Let’s say we have a big matrix of $X\inℝ^{n\times{}m}$ of $n$ samples of dimension $m$, and $Y\inℝ^n$ an output. We want to be able to iterate over Y through sorted indices of any $j$th column of $X$, $1\leq{}j\leq{}m$. And not storing any duplicate values of $Y$, or $X$ for that matter. We may store the sorted indices.

Let’s code this with range v3

First just set the include, the namespace and custom literal I can’t live without.

#include <vector>
#include <random>
#include <iostream>

#include <range/v3/all.hpp>
    
using namespace ranges;

constexpr std::size_t operator "" _z ( unsigned long long n )
    { return n; }

And now… the magic. First I want an indirecting lambda which is a closure on a given (lvalue, for that matter) range and which get the value at the specified index.

CPP_template(class Rng)
    (requires Range<Rng>)
auto indirect_lambda(const Rng& v) {
    return [&v](const auto& i){ return v[i]; };
}

Notice how we enforced a range concept with the CPP_template. And we need an indirect comparison lambda, which does the same thing than our previous lambda, but “functored” with a comparison function. We’re defaulting to the less<> function if unspecified.

template<class Rng>
auto less_rng = std::less<range_value_type_t<Rng>>();

CPP_template(class Rng, class F = decltype(less_rng<Rng>) )
    (requires Range<Rng>)
auto indirect_comparison_lambda (const Rng& v, const F& f = less_rng<Rng>) {
    return [&v,&f](const auto& a, const auto& b) { return f(v[a],v[b]); };
}

Ok, nothing too fancy there.

int main() {
    std::default_random_engine gen(123456);
    std::uniform_int_distribution dis(-10,10);
    const size_t n = 10;
    const auto& x = view::generate_n([&gen,&dis](){ return dis(gen); },n) | to_vector;
    const auto& y = view::generate_n([&gen,&dis](){ return dis(gen); },n) | to_vector;
    std::cout << "input vector x : " << std::endl;
    std::cout << (x | view::all) << std::endl;
    std::cout << "output vector y : " << std::endl;
    std::cout << (y | view::all) << std::endl;

Output:

input vector x : 
[-9,-10,0,5,-2,4,4,-4,-2,8]
output vector y : 
[-6,-10,-10,-6,-4,-3,-3,-8,8,3]

We generated (with a fixed seed for reproductibility purpose) two random vector of 10 signed integer.

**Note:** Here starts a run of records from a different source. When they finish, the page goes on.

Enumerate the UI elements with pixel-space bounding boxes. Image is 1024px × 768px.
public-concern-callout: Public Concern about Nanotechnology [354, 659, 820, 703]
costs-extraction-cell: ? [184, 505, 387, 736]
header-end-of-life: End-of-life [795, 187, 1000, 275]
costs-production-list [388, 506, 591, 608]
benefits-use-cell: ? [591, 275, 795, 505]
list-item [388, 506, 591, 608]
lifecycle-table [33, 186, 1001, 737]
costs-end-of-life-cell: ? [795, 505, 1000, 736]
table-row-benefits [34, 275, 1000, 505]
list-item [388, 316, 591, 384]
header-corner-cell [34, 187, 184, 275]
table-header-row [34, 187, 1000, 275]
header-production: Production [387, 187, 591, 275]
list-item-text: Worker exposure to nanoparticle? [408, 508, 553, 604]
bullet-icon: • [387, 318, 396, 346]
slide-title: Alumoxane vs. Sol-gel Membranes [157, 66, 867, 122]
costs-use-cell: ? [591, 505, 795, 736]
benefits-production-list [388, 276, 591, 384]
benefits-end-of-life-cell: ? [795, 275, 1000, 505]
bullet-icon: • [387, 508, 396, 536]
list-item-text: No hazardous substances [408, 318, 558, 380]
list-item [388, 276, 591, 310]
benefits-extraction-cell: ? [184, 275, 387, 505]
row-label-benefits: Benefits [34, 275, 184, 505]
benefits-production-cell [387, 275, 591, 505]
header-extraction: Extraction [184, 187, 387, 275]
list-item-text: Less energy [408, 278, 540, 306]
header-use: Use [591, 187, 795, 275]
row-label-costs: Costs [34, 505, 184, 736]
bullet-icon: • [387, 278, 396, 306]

    const auto& p = view::iota(0_z,n) 
        | to_vector 
        | action::sort(indirect_comparison_lambda(x));

    std::cout << "Sorted indices of x : " << std::endl ;
    std::cout << (p | view::all) << std::endl;

Output:

Sorted indices of x : 
[1,0,7,4,8,2,5,6,3,9]

p stores the sorted indices of l. And that’s fine.

    std::cout << "let's permute y in a lazy-view with the sorted indices of x : " << std::endl;
    const auto& ypermuted = p | view::transform(indirect_lambda(y));
    std::cout << ypermuted << std::endl;

Output:

let's permute y in a lazy-view with the sorted indices of x : 
[-10,-6,-8,-4,8,-10,-3,-3,-6,3]

Here comes the magic1. If you paid attention you noticed we pretty much declared everything immutable. So when we got ypermuted, not only it’s doesn’t store anything in memory because it’s an on-demand iterator based range, but it’s doesn’t modify any range either.

Now we want to do that in a more general way, and we’ll write an ad hoc proxy range for accessing y, through whatever sorted indices of an input x. That’s what we’ll see in the part II.

Code

  1. For the eventual FP-ninjas reading this, I’m aware it’s pretty basic, but in C++ land, it’s something that a few years ago, we wouldn’t have dreamt of being able to do without resorting to a full fledged class writing.